手にしたプリントに書き込まれた文字をもう一度なぞる。腕相撲、かけっこ、書き込まれた内容はどれも男女の差を持ってすれば明らかに自分の方が有利なものばかりだ。
だけど案外、負けっぱなしなのは自分の方なのだと、光子郎は自覚している。あの夏以来、どうもミミの涙にだけは弱くて、苦手なまま克服など出来る筈もなくこんなにも時は流れてしまった。
感情をありのまま表すミミは悲しくても嬉しくてもあの大きな瞳からぽろぽろと涙を零す。その度に光子郎の心臓は鷲掴みされたかの如く痛む。
もし授業科目に感情表現なんてものがあったらきっとミミは満点を弾き出すだろう。その点、自分は平均点以下に違いない。自分の頬の筋肉を摘みながら思う。笑うのはまだしも、泣くのは年を取る毎に恥ずかしさを増していく。
ミミの姿を教室内に探せば、仲の良い女友達と楽しげに話している。先程の自分との会話の名残など微塵も感じさせない。

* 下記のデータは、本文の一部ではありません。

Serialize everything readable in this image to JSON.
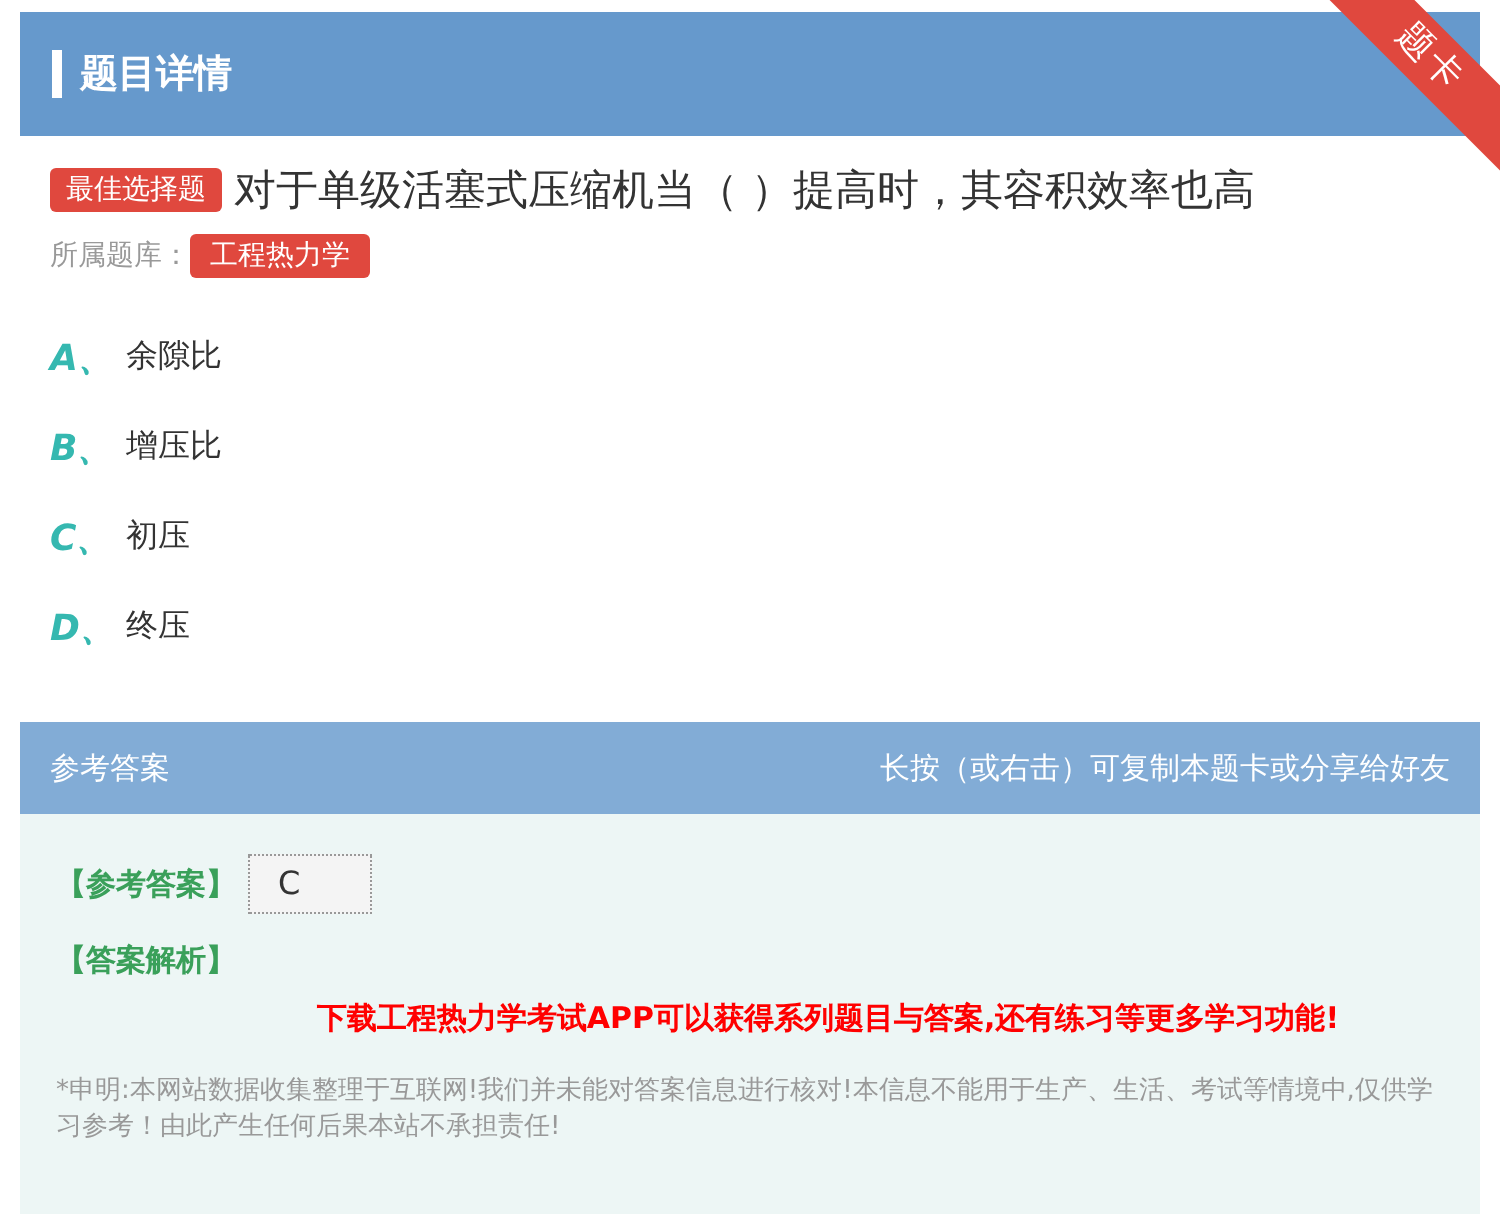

こんなことでも、やっぱり光子郎は負けっぱなしだと思うのだ。
やり切れない気持ちが徐々に嵩を増して妙な焦燥感を生む。それでも感情のまま突き進むにはまだ足りない。
気付けば始業のチャイムが鳴ってクラス中が一気に現実に引き戻される。慌ただしく椅子を引く音の中に溜め息を隠して机の中から教科書を取り出す。

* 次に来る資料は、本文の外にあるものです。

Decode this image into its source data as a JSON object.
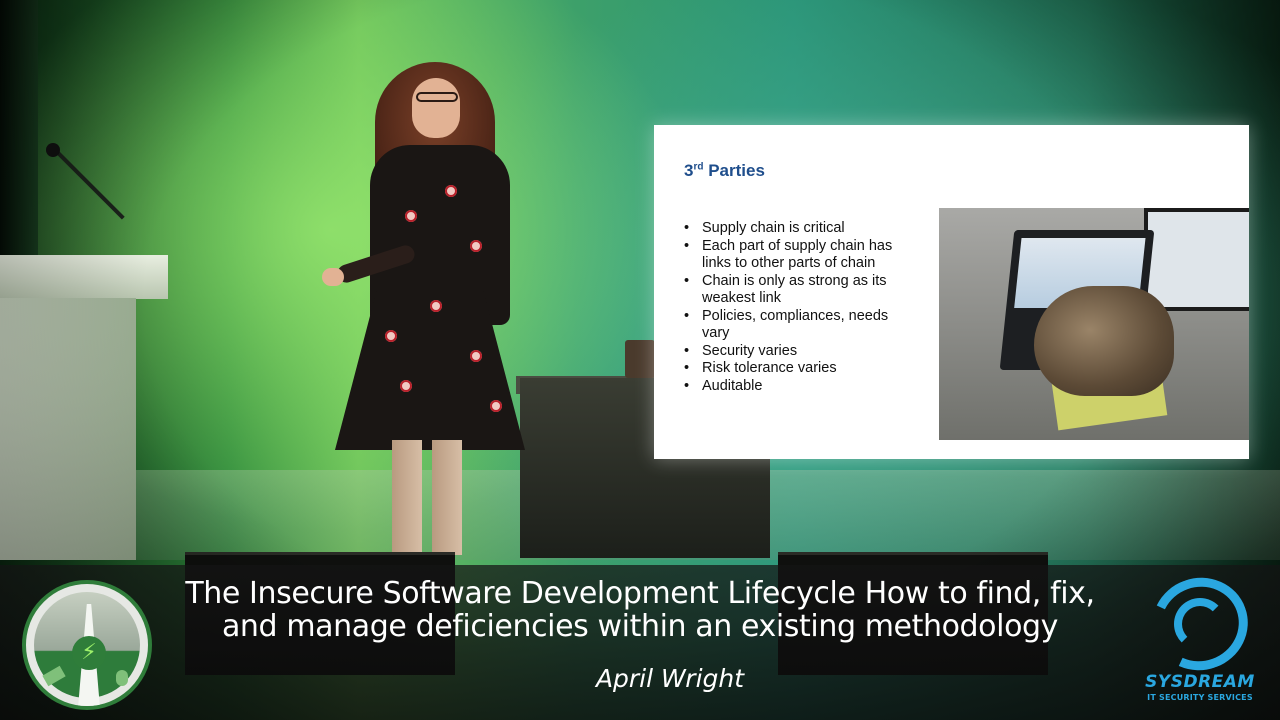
{
  "slide": {
    "title_main": "3",
    "title_sup": "rd",
    "title_rest": " Parties",
    "bullets": [
      "Supply chain is critical",
      "Each part of supply chain has links to other parts of chain",
      "Chain is only as strong as its weakest link",
      "Policies, compliances, needs vary",
      "Security varies",
      "Risk tolerance varies",
      "Auditable"
    ]
  },
  "lower_third": {
    "talk_title_line1": "The Insecure Software Development Lifecycle How to find, fix,",
    "talk_title_line2": "and manage deficiencies within an existing methodology",
    "speaker": "April Wright"
  },
  "logos": {
    "sponsor_name": "SYSDREAM",
    "sponsor_tagline": "IT SECURITY SERVICES",
    "badge_icon": "lightning-bolt-icon"
  },
  "colors": {
    "slide_title": "#1f4e8c",
    "sysdream_blue": "#2aa7e0",
    "badge_green": "#2f7d3a"
  }
}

どうせ次の授業もテスト返しとその解説で終わるだろうから、必要ないのだが、習慣だからそのまま机の上に置いておく。
もし次の休み時間もミミが自分の前に座り成績の負けを嘆くなら、それは違うと告げてみよう。意味が分からないと問われても、今回ばかりは自分一人で考えて欲しい。ついでに彼女の勉強嫌いが直れば良いと思う。
負けっぱなしなんて悔しいったらないだろう。